Poverty in this country has a race - and it has a gender.
Delisile Ngwenya

EFF MP Delisile Ngwenya called for a “reboot” of thinking about poverty and development in SA.

“The coronavirus deepened an already precarious socio-economic situation in this country, where almost a quarter of the population went to bed hungry even before the virus struck,” she said.

“This situation is more pronounced on households headed by African females, and get worse where there are no adults in the home. Poverty in this country has a race — and it has a gender.

“Aware of this terrible situation, in our 2019 manifesto we asked that social grants must be doubled across the board. This was to enable the most vulnerable groups of people, the elderly, the disabled, the orphaned, children and war veterans, to be able to live a life of dignity, without hunger.

“It is for this reason that we welcomed the intervention by the president at the beginning of the lockdown, which introduced an unemployment grant of R350, and increased social grants across the board for a period of six months, at least until October.

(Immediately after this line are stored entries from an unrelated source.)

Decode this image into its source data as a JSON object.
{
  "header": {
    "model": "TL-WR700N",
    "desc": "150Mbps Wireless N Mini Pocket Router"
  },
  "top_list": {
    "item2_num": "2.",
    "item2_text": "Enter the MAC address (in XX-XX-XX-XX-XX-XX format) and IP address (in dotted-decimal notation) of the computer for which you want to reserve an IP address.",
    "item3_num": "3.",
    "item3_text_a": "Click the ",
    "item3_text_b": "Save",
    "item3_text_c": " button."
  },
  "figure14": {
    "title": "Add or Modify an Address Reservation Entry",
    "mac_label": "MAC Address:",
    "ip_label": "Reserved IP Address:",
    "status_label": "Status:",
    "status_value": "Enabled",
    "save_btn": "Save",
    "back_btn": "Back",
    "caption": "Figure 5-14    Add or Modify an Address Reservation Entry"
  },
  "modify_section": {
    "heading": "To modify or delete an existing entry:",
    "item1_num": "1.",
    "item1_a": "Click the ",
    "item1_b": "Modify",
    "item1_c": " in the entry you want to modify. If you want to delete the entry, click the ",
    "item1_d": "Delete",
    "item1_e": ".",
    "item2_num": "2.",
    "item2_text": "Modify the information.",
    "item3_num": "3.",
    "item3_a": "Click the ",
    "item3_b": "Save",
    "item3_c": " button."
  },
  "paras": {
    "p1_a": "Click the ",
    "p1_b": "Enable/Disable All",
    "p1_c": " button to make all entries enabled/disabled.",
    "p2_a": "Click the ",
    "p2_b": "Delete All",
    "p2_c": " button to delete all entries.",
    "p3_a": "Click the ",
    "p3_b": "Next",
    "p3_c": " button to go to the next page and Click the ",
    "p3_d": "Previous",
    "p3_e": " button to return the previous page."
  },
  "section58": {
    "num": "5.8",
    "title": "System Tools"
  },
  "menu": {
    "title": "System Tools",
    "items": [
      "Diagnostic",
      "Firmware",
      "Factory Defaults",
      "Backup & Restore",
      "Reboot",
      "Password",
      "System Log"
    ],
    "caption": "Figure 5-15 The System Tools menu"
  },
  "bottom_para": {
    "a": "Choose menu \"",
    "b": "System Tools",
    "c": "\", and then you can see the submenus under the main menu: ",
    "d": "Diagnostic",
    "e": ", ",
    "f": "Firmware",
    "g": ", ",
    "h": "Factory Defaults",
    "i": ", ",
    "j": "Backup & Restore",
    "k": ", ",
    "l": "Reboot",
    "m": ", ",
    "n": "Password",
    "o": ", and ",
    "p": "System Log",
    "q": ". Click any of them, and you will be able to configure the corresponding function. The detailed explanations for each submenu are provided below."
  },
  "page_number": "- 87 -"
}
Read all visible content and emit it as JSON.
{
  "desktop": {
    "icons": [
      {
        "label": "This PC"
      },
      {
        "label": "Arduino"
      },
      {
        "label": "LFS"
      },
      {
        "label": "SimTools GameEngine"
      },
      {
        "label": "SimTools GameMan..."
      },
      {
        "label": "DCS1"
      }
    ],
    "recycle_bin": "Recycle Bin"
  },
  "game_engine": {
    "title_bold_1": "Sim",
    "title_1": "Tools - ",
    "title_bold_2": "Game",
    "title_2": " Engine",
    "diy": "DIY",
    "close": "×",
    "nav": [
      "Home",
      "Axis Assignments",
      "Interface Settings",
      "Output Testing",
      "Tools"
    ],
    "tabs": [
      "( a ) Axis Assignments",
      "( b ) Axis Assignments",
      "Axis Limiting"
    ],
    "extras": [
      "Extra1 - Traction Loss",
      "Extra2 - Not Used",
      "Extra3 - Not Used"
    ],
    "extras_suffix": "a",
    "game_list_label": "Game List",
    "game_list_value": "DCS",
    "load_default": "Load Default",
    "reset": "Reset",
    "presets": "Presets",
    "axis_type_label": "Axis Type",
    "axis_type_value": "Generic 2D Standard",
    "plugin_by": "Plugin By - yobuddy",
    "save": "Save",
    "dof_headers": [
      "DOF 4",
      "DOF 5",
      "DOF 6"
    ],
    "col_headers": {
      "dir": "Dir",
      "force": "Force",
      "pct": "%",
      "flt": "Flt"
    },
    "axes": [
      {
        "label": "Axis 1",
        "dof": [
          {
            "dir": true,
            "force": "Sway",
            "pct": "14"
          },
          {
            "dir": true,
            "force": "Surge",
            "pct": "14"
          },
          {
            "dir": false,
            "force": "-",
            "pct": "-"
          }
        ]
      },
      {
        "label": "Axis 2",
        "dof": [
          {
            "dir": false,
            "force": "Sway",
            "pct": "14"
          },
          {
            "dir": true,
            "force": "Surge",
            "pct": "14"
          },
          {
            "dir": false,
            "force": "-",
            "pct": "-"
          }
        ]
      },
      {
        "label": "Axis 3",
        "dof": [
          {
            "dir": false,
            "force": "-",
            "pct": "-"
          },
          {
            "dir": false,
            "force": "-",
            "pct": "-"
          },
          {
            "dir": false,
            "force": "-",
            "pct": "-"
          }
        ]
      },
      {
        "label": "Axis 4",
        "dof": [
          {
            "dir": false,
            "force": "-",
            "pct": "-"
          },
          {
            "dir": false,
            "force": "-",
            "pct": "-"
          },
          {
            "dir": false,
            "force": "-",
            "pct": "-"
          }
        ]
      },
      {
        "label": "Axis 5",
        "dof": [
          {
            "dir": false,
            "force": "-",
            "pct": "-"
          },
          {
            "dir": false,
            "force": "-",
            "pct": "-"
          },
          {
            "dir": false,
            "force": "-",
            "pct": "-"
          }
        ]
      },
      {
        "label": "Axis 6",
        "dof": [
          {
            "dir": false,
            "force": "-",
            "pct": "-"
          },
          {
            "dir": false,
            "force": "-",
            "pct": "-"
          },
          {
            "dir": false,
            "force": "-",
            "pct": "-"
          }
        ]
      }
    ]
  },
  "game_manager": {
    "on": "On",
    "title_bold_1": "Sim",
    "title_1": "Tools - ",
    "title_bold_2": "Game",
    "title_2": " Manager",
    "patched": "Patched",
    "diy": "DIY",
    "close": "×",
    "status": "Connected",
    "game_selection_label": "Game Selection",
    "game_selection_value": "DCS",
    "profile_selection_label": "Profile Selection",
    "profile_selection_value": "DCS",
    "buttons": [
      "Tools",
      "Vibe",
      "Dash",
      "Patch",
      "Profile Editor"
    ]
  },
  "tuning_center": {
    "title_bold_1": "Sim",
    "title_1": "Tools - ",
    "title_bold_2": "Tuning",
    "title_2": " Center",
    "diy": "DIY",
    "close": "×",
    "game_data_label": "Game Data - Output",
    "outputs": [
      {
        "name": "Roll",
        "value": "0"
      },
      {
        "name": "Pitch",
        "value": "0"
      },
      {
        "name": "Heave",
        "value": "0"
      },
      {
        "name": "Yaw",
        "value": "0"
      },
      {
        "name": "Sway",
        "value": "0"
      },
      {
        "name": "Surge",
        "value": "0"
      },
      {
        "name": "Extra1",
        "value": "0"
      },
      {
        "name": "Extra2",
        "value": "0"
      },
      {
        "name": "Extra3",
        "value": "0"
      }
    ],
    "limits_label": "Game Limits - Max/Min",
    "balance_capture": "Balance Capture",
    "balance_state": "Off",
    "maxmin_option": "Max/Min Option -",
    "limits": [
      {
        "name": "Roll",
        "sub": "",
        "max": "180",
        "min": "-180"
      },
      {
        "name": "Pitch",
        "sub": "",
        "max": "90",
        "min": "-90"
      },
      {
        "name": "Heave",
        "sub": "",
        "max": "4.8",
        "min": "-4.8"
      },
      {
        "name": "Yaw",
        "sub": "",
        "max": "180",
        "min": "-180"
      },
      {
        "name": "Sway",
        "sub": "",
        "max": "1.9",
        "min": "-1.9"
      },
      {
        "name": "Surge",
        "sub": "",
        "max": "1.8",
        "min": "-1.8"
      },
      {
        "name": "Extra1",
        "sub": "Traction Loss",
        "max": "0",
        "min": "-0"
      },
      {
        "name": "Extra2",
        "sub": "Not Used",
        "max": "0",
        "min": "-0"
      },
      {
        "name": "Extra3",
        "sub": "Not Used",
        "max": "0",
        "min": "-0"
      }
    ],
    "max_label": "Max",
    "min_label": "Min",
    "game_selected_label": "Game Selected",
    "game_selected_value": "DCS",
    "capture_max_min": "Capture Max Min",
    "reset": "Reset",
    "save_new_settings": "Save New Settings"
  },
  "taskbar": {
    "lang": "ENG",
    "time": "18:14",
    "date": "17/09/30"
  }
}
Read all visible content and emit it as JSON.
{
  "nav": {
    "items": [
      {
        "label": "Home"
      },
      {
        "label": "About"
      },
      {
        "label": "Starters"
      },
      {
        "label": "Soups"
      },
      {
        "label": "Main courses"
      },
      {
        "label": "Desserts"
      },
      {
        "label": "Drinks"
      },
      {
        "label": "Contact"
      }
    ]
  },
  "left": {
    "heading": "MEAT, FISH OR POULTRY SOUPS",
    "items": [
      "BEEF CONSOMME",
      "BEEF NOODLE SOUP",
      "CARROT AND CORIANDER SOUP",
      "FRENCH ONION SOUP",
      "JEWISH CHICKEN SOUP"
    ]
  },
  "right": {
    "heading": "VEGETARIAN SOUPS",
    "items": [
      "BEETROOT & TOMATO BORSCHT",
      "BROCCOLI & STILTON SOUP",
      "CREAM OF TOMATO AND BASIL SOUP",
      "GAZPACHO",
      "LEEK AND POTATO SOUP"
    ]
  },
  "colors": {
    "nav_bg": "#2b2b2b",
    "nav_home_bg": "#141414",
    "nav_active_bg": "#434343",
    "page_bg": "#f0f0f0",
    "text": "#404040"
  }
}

“But we all know that the situation will not have improved a bit by October, and that in actual fact more and more people would have sunk deeper into poverty by then.”

The IFP's Liezl van der Merwe called on Zulu to apologise for “significant government failures”, which she said left poor South Africans on the brink of the abyss, with nowhere to turn.

We needed compassion and empathy for their plight, not a statement completely out of touch with reality,” she said.

Van der Merwe said while ordinary South Africans united behind President Cyril Ramaphosa when he announced the lockdown, some morally bankrupt cadres of the ruling party, however, readied themselves to loot resources meant poor.

The Covid-19 pandemic has sadly revealed that our permanent pandemic is that of corruption. It has shown us that when the ANC tells us about a better life for all, what they mean is a better life for their cadres — cadres before country, cadres before lives and livelihoods,” she said.

President Ramaphosa’s 'new dawn' has sadly been laid bare as nothing more than a long, dark night of theft and corruption.”